Per quanti seguono quel che sta accadendo nella chiesa, è tempo di sentimenti contrastanti di questi tempi: all’entusiasmo per papa Francesco si contrappongono notizie e immagini che pensavamo avessero il loro posto negli incubi e non nella realtà. Non a caso alcuni, nei blog “cristianisti” fondamentalisti, vedono una coincidenza tra l’elezione di un papa angelico come Francesco e una situazione internazionale che fa pensare all’anticristo. Da questi blog all’editoriale di Galli Della Loggia di oggi la differenza è abissale: ma entrambi chiamano in causa la chiesa di oggi.

La contraddizione storica tra forze diverse all’interno della chiesa esiste ed è insita nella forza delle cose: la transizione in corso nella chiesa è un riflesso di quella in corso nell’Europa. La chiesa di papa Francesco è finalmente la chiesa del post-concilio Vaticano II, quella che aveva tratto la lezione che c’era da trarre dalle due guerre mondiali e che si attrezzava culturalmente e spiritualmente per una guerra fredda che allora, nei primi anni sessanta, si annunciava ancor lunghissima e non certo finita nel 1989-1991. In questo senso, i pontificati di Giovanni Paolo II e di Benedetto XVI sono ancora pontificati reduci della guerra fredda: se non dal punto di vista ideologico, sicuramente da quello generazionale e geopolitico dei due papi provenienti da due paesi in prima linea nello scontro col comunismo sovietico.

Papa Francesco è il primo papa non euro-mediterraneo. L’elezione di papa Francesco nel marzo 2013 avviene sulla scia dello “spillover”, del tracimare della guerra regionale in Medio Oriente che inizia con l’invasione dell’Iraq e lo sconvolgimento degli equilibri tra sunniti e sciiti iniziata con la khomeinizzazione dell’Iran nel 1979. Il primo grande intervento di papa Francesco sulla scena internazionale è del settembre 2013 con la veglia di preghiera preventiva del bombardamento americano in Siria. Ma nello stesso tempo il papato di Francesco è il primo papato di una chiesa globale, che si orienta sempre più verso il sud e l’est del mondo, e deve fare i conti con una presenza dei cristiani in Medio Oriente sempre più marginale e rischiosa.

Quello che sta accadendo in Medio Oriente e, da qualche settimana a questa parte, a sud delle nostre coste in Libia, rappresenta un punto interrogativo per tutti, ma specialmente per i cristiani e i cattolici.

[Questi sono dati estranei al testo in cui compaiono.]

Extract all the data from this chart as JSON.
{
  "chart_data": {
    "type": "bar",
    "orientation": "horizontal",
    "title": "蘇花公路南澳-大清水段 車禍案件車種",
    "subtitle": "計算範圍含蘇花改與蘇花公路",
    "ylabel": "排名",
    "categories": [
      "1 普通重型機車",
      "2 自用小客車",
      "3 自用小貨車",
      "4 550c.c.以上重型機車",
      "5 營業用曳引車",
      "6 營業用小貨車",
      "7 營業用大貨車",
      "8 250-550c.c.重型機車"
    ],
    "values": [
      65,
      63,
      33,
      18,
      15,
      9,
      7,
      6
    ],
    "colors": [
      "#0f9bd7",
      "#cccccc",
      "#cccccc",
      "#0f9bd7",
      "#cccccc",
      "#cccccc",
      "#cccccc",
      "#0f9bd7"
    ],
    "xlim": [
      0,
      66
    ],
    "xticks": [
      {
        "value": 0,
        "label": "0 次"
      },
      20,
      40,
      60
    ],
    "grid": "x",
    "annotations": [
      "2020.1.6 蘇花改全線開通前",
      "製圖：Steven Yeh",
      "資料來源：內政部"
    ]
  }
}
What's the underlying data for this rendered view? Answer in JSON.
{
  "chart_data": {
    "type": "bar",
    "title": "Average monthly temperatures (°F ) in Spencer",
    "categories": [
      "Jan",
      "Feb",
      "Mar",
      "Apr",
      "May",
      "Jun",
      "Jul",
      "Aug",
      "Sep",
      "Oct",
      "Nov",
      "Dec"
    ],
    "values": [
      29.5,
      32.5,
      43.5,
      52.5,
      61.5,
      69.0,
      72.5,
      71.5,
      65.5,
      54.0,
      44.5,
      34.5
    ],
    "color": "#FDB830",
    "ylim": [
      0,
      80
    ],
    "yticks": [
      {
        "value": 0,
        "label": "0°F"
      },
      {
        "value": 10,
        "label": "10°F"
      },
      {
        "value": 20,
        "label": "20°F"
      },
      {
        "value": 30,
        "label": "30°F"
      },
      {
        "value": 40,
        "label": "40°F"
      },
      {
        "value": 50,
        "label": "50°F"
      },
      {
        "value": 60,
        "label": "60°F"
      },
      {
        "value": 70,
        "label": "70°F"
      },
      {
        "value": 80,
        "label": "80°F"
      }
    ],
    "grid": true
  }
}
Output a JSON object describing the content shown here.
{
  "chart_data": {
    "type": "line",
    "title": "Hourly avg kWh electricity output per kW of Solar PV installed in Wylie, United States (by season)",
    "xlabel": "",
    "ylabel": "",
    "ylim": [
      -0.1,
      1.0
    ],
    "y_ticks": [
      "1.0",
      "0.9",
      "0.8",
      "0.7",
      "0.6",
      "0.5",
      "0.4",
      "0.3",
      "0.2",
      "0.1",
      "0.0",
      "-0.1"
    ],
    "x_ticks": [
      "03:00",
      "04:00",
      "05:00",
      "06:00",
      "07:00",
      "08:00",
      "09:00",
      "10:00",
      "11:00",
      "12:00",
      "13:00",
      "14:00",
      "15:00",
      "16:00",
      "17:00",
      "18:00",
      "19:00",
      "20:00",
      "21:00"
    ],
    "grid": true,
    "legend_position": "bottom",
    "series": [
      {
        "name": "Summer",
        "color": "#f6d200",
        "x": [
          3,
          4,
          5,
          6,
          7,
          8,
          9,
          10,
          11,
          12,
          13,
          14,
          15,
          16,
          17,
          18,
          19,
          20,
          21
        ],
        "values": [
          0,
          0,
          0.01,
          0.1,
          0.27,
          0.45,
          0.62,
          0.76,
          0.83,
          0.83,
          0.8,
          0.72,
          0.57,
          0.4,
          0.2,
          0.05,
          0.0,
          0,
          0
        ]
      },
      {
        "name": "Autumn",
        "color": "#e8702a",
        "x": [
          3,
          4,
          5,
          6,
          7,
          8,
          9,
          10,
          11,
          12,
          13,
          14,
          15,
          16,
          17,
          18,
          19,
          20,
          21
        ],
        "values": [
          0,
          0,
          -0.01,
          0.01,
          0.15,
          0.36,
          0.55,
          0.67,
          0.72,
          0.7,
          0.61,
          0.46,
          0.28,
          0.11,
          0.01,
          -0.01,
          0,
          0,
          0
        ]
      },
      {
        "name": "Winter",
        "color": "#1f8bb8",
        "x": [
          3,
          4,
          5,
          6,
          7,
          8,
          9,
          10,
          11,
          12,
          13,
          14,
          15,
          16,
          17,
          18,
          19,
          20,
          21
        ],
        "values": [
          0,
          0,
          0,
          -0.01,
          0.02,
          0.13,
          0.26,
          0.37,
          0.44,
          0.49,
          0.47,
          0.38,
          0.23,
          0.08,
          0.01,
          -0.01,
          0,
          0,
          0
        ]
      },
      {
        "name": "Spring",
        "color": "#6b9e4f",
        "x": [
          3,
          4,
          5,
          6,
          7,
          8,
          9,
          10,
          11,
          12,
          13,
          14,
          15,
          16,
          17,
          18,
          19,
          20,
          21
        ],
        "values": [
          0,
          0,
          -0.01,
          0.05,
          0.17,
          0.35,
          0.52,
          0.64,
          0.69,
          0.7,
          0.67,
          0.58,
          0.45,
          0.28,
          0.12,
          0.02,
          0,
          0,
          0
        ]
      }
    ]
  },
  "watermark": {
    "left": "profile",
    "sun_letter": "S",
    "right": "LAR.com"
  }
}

Le esecuzioni filmate da ISIS dei prigionieri non fanno molta differenza tra le religioni dei condannati. Ma la retorica anti-crociata del fondamentalismo islamico chiama la chiesa a cercare risposte adeguate alla sfida attuale: risposte diverse dall’appello ad un “ecumenismo del martirio” che non aiuta coloro che in Medio Oriente sono potenziali martiri, e diverse dalle accuse di falsa coscienza mosse al cattolicesimo progressista dagli editorialisti che credono nel ruolo della chiesa solo fino a quando essa dimostra di voler essere un baluardo della cultura occidentale.

La transizione del cattolicesimo italiano fa parte della transizione della chiesa cattolica verso un nuovo modello. Quel patrimonio di conoscenze, di relazioni, e anche di spiritualità che informava il carattere mediterraneo dell’Italia post-1945 era condiviso dalla classe politica e imprenditoriale, dai cattolici di base come dalle gerarchie, dalla diplomazia vaticana come dall’intellettualità laica italiana.

Oggi sembra essere parte solo della diplomazia vaticana e di alcuni influenti ma circoscritti gruppi ecclesiali. Dal punto di vista politico, la mancanza di una visione d’insieme del Mediterraneo e delle sue sfide da parte della classe politica italiana si deve anche alla scomparsa, salvo evidenze del contrario, del cattolicesimo politico italiano.

Per rispondere a Galli Della Loggia: il cattolicesimo che ha avuto interesse a capire e ad agire in Medio Oriente è stato, nel secondo novecento, quel cattolicesimo conciliare, progressista, spirituale che lui accusa dell’acquiescenza italiana di fronte all’islamismo militante. Per il cattolicesimo d’ordine che lui (e altri insieme a lui) sognano, il Medio Oriente è solo un’eresia storica, politica e teologica, e i cristiani mediorientali una nota a piè di pagina nella storia della chiesa.